[FPSPACE] Which way for NASA? A step-by-step path -- 'FlexiblePath' concept may work out better than fixation on moon orMars // September 11, 2009

John jbcharle at gmail.com
Mon Sep 14 20:07:20 EDT 2009


Jens,

Thanks for the opportunity to clarify my position. Personally I am in  
favor of a space program with robots doing what they do best--which is  
acting as surrogates for people in places we cannot or don't want to  
send people--and with people in LEO, and on the Moon, and on Mars and  
elsewhere, doing the scientific investigations that they do best.

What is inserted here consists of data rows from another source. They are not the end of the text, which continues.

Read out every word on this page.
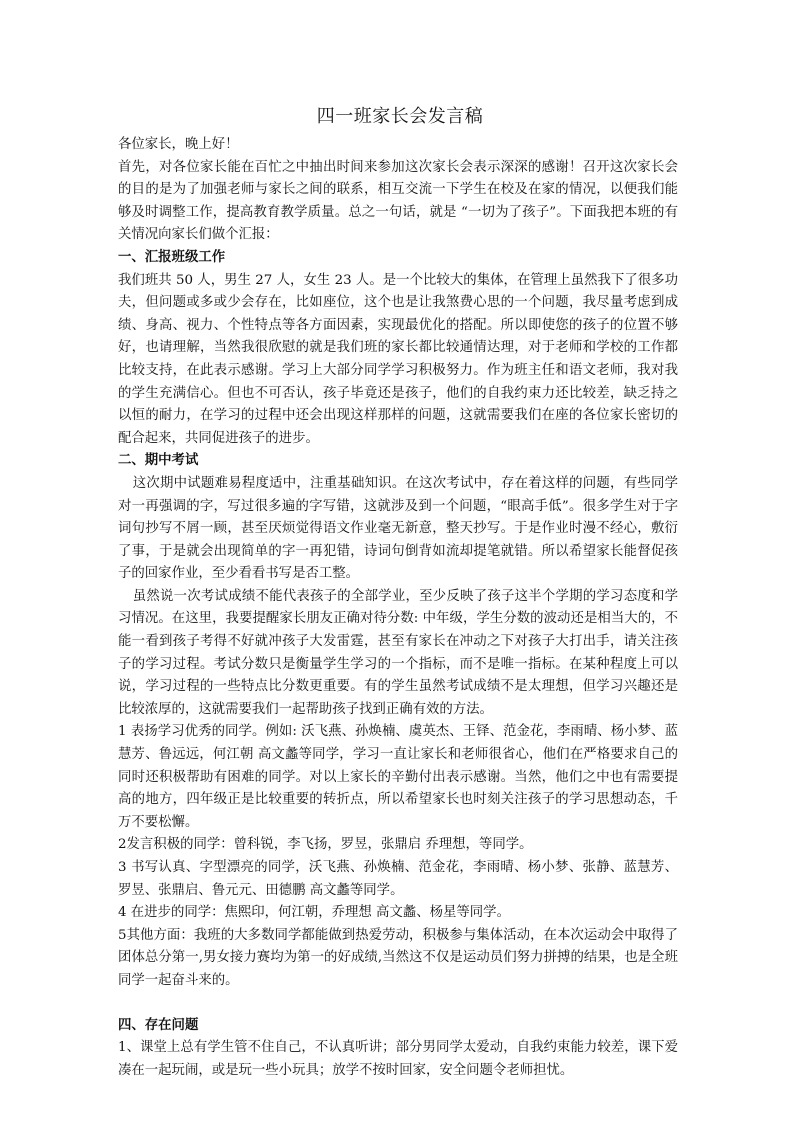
四一班家长会发言稿

各位家长，晚上好！

首先，对各位家长能在百忙之中抽出时间来参加这次家长会表示深深的感谢！召开这次家长会的目的是为了加强老师与家长之间的联系，相互交流一下学生在校及在家的情况，以便我们能够及时调整工作，提高教育教学质量。总之一句话，就是 “一切为了孩子”。下面我把本班的有关情况向家长们做个汇报：

一、汇报班级工作

我们班共 50 人，男生 27 人，女生 23 人。是一个比较大的集体，在管理上虽然我下了很多功夫，但问题或多或少会存在，比如座位，这个也是让我煞费心思的一个问题，我尽量考虑到成绩、身高、视力、个性特点等各方面因素，实现最优化的搭配。所以即使您的孩子的位置不够好，也请理解，当然我很欣慰的就是我们班的家长都比较通情达理，对于老师和学校的工作都比较支持，在此表示感谢。学习上大部分同学学习积极努力。作为班主任和语文老师，我对我的学生充满信心。但也不可否认，孩子毕竟还是孩子，他们的自我约束力还比较差，缺乏持之以恒的耐力，在学习的过程中还会出现这样那样的问题，这就需要我们在座的各位家长密切的配合起来，共同促进孩子的进步。

二、期中考试

这次期中试题难易程度适中，注重基础知识。在这次考试中，存在着这样的问题，有些同学对一再强调的字，写过很多遍的字写错，这就涉及到一个问题，“眼高手低”。很多学生对于字词句抄写不屑一顾，甚至厌烦觉得语文作业毫无新意，整天抄写。于是作业时漫不经心，敷衍了事，于是就会出现简单的字一再犯错，诗词句倒背如流却提笔就错。所以希望家长能督促孩子的回家作业，至少看看书写是否工整。

虽然说一次考试成绩不能代表孩子的全部学业，至少反映了孩子这半个学期的学习态度和学习情况。在这里，我要提醒家长朋友正确对待分数: 中年级，学生分数的波动还是相当大的，不能一看到孩子考得不好就冲孩子大发雷霆，甚至有家长在冲动之下对孩子大打出手，请关注孩子的学习过程。考试分数只是衡量学生学习的一个指标，而不是唯一指标。在某种程度上可以说，学习过程的一些特点比分数更重要。有的学生虽然考试成绩不是太理想，但学习兴趣还是比较浓厚的，这就需要我们一起帮助孩子找到正确有效的方法。

1 表扬学习优秀的同学。例如: 沃飞燕、孙焕楠、虞英杰、王铎、范金花，李雨晴、杨小梦、蓝慧芳、鲁远远，何江朝 高文蠡等同学，学习一直让家长和老师很省心，他们在严格要求自己的同时还积极帮助有困难的同学。对以上家长的辛勤付出表示感谢。当然，他们之中也有需要提高的地方，四年级正是比较重要的转折点，所以希望家长也时刻关注孩子的学习思想动态，千万不要松懈。

2发言积极的同学：曾科锐，李飞扬，罗昱，张鼎启 乔理想，等同学。

3 书写认真、字型漂亮的同学，沃飞燕、孙焕楠、范金花，李雨晴、杨小梦、张静、蓝慧芳、罗昱、张鼎启、鲁元元、田德鹏 高文蠡等同学。

4 在进步的同学：焦熙印，何江朝，乔理想 高文蠡、杨星等同学。

5其他方面：我班的大多数同学都能做到热爱劳动，积极参与集体活动，在本次运动会中取得了团体总分第一,男女接力赛均为第一的好成绩,当然这不仅是运动员们努力拼搏的结果，也是全班同学一起奋斗来的。

四、存在问题

1、课堂上总有学生管不住自己，不认真听讲；部分男同学太爱动，自我约束能力较差，课下爱凑在一起玩闹，或是玩一些小玩具；放学不按时回家，安全问题令老师担忧。
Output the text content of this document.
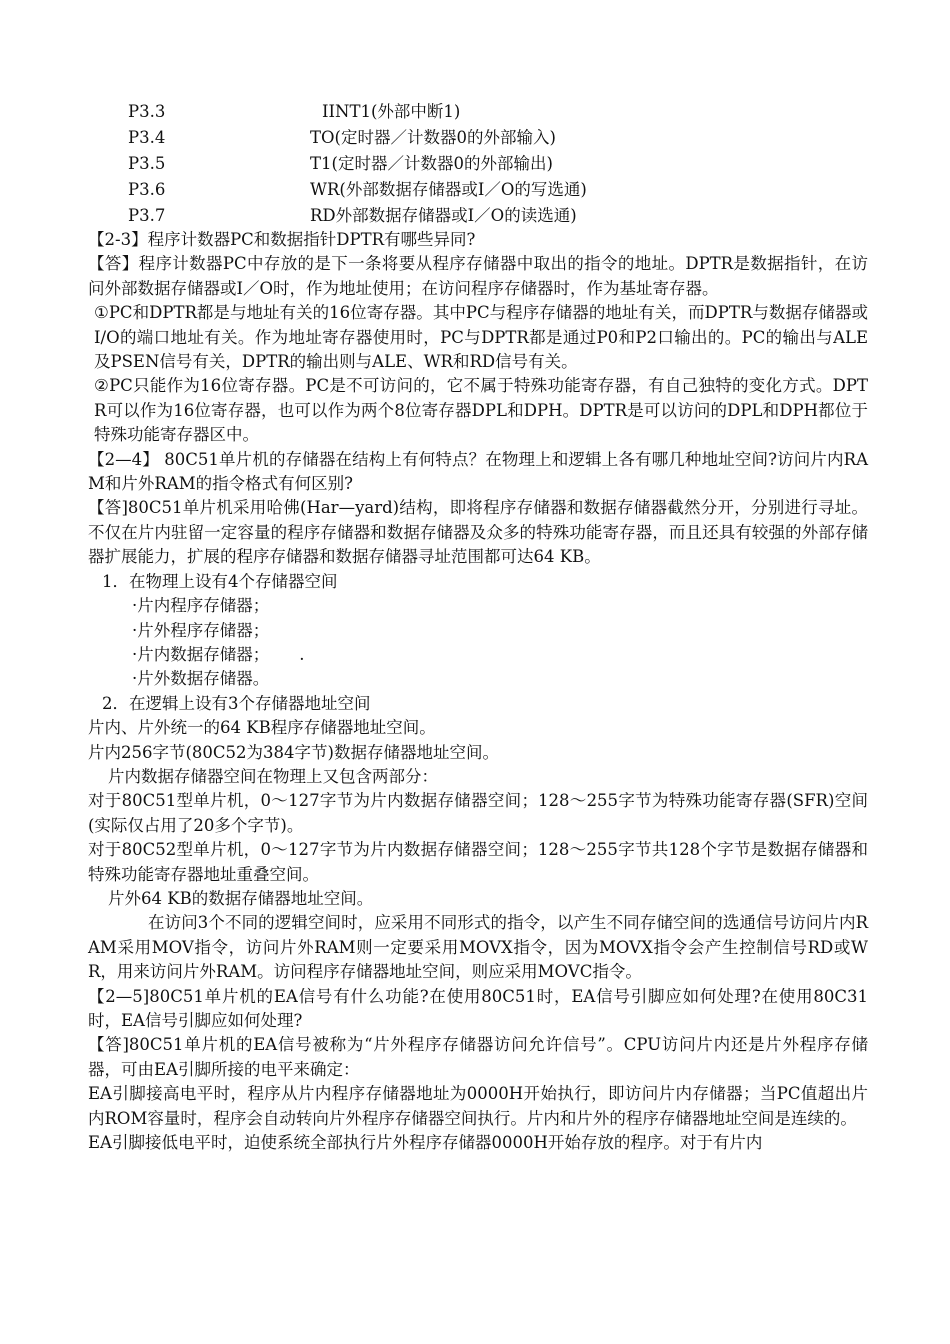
P3.3	IINT1(外部中断1)
P3.4	TO(定时器／计数器0的外部输入)
P3.5	T1(定时器／计数器0的外部输出)
P3.6	WR(外部数据存储器或I／O的写选通)
P3.7	RD外部数据存储器或I／O的读选通)

【2-3】程序计数器PC和数据指针DPTR有哪些异同?

【答】程序计数器PC中存放的是下一条将要从程序存储器中取出的指令的地址。DPTR是数据指针，在访问外部数据存储器或I／O时，作为地址使用；在访问程序存储器时，作为基址寄存器。

①PC和DPTR都是与地址有关的16位寄存器。其中PC与程序存储器的地址有关，而DPTR与数据存储器或I/O的端口地址有关。作为地址寄存器使用时，PC与DPTR都是通过P0和P2口输出的。PC的输出与ALE及PSEN信号有关，DPTR的输出则与ALE、WR和RD信号有关。

②PC只能作为16位寄存器。PC是不可访问的，它不属于特殊功能寄存器，有自己独特的变化方式。DPTR可以作为16位寄存器，也可以作为两个8位寄存器DPL和DPH。DPTR是可以访问的DPL和DPH都位于特殊功能寄存器区中。

【2—4】 80C51单片机的存储器在结构上有何特点？在物理上和逻辑上各有哪几种地址空间?访问片内RAM和片外RAM的指令格式有何区别?

【答]80C51单片机采用哈佛(Har—yard)结构，即将程序存储器和数据存储器截然分开，分别进行寻址。不仅在片内驻留一定容量的程序存储器和数据存储器及众多的特殊功能寄存器，而且还具有较强的外部存储器扩展能力，扩展的程序存储器和数据存储器寻址范围都可达64 KB。

1．在物理上设有4个存储器空间

·片内程序存储器；

·片外程序存储器；

·片内数据存储器；　　 .

·片外数据存储器。

2．在逻辑上设有3个存储器地址空间

片内、片外统一的64 KB程序存储器地址空间。

片内256字节(80C52为384字节)数据存储器地址空间。

片内数据存储器空间在物理上又包含两部分：

对于80C51型单片机，0～127字节为片内数据存储器空间；128～255字节为特殊功能寄存器(SFR)空间(实际仅占用了20多个字节)。

对于80C52型单片机，0～127字节为片内数据存储器空间；128～255字节共128个字节是数据存储器和特殊功能寄存器地址重叠空间。

片外64 KB的数据存储器地址空间。

在访问3个不同的逻辑空间时，应采用不同形式的指令，以产生不同存储空间的选通信号访问片内RAM采用MOV指令，访问片外RAM则一定要采用MOVX指令，因为MOVX指令会产生控制信号RD或WR，用来访问片外RAM。访问程序存储器地址空间，则应采用MOVC指令。

【2—5]80C51单片机的EA信号有什么功能?在使用80C51时，EA信号引脚应如何处理?在使用80C31时，EA信号引脚应如何处理?

【答]80C51单片机的EA信号被称为“片外程序存储器访问允许信号”。CPU访问片内还是片外程序存储器，可由EA引脚所接的电平来确定：

EA引脚接高电平时，程序从片内程序存储器地址为0000H开始执行，即访问片内存储器；当PC值超出片内ROM容量时，程序会自动转向片外程序存储器空间执行。片内和片外的程序存储器地址空间是连续的。

EA引脚接低电平时，迫使系统全部执行片外程序存储器0000H开始存放的程序。对于有片内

My comment about having had a goal for the past few years relates to  
the way it focused our planning onto those space life sciences  
research topics that contributed to the goal.  I will miss that focus.

JBC
(some typos due to iPhone touchpad)

On Sep 13, 2009, at 14:15, "Jens Kieffer-Olsen" <dstdba at post4.tele.dk>  
wrote:

>
> Jim's MSNBC commentary is good - very good - given that there
> is not enough money in the pot to both land a crew on Mars
> AND bring it back home to Earth.
>
> My only misgiving - and one that neither David nor John Charles
> seems to address  - is that we are far from ready to 'dismiss'
> low Earth orbit. "Been there, done that" is NOT in my view the
> proper attitude to the challenge of mastering LEO!
>
> What we need is a string of international space stations. The
> ISS is in a rather arbitrary orbit, chosen to meet Russian
> requirements. Let's have a HISS as well, a High Inclination
> Space Station to study polar regions and release satellites
> into such orbits. And of course a zero inclination space
> station, from which to release interplanetary spacecraft.
>
> If maintaining three international space stations is too tall
> an order, I don't think time is ready yet to contemplate the
> noble plan of establishing a permanent manned outpost on, say,
> Phobos.
>
> --
> Jens Kieffer-Olsen
> Slagelse, Denmark
>
> -----Original Message-----
> From: John Charles [mailto:jbcharle at gmail.com]
> Sent: Saturday, September 12, 2009 10:13 PM
>
> [snip]
>
>> Someday, somebody will have to actually commit to a concrete
>> architecture for human space exploration beyond low Earth orbit,
>> and let human creativity bend that architecture to new and
>> unanticipated uses.  Griffin made a valiant attempt, and always
>> impressed me as someone who actually understood how things had
>> to be arranged in order to work.  He also antagonized people,
>> including some who now claim he "hated" this or that, and others
>> who stood not to profit under his plans.
>
>> On Sat, Sep 12, 2009 at 10:59 AM, David Portree
>> <dsfportree at hotmail.com> wrote:
>
> [snip]
>
>>> JSC and Griffin *hated" the DPT approach. Which probably
>>> means it's a good idea, JSC being the minds behind the Space
>>> Shuttle and Shuttle-launched Space Station, after all.
>>>
>>> ________________________________
>>> From: jameseoberg at comcast.net
>>> To: fpspace at friends-partners.org
>>> Date: Fri, 11 Sep 2009 20:16:04 -0500
>>>
>> http://www.msnbc.msn.com/id/32767421/ns/technology_and_science- 
>> space//
>>>
>>> Commentary By James Oberg // NBC News space analyst //
>>> Special to MSNBC
>
> [snip]
>
>>> None of us really knows what criteria the White House will use
>>> to select NASA's future course, or how policymakers will mix and
>>> match among the options.
>>> In all my years of experience observing the Space Age, working
>>> within the heart of it, and writing and speaking widely about it,
>>> I've found that expecting rationality in the debate over space
>>> policy is often a folly that ends in tears.
>>>
>>> I do want to make one plea, however. My own contribution to the
>>> national debate is going to be a defense of the much-maligned
>>> "look but don't touch" option - what the panel calls "Flexible
>>> Path." I think it deserves more respect than it's been getting,
>>> and I'd be content to see it emerge from the process.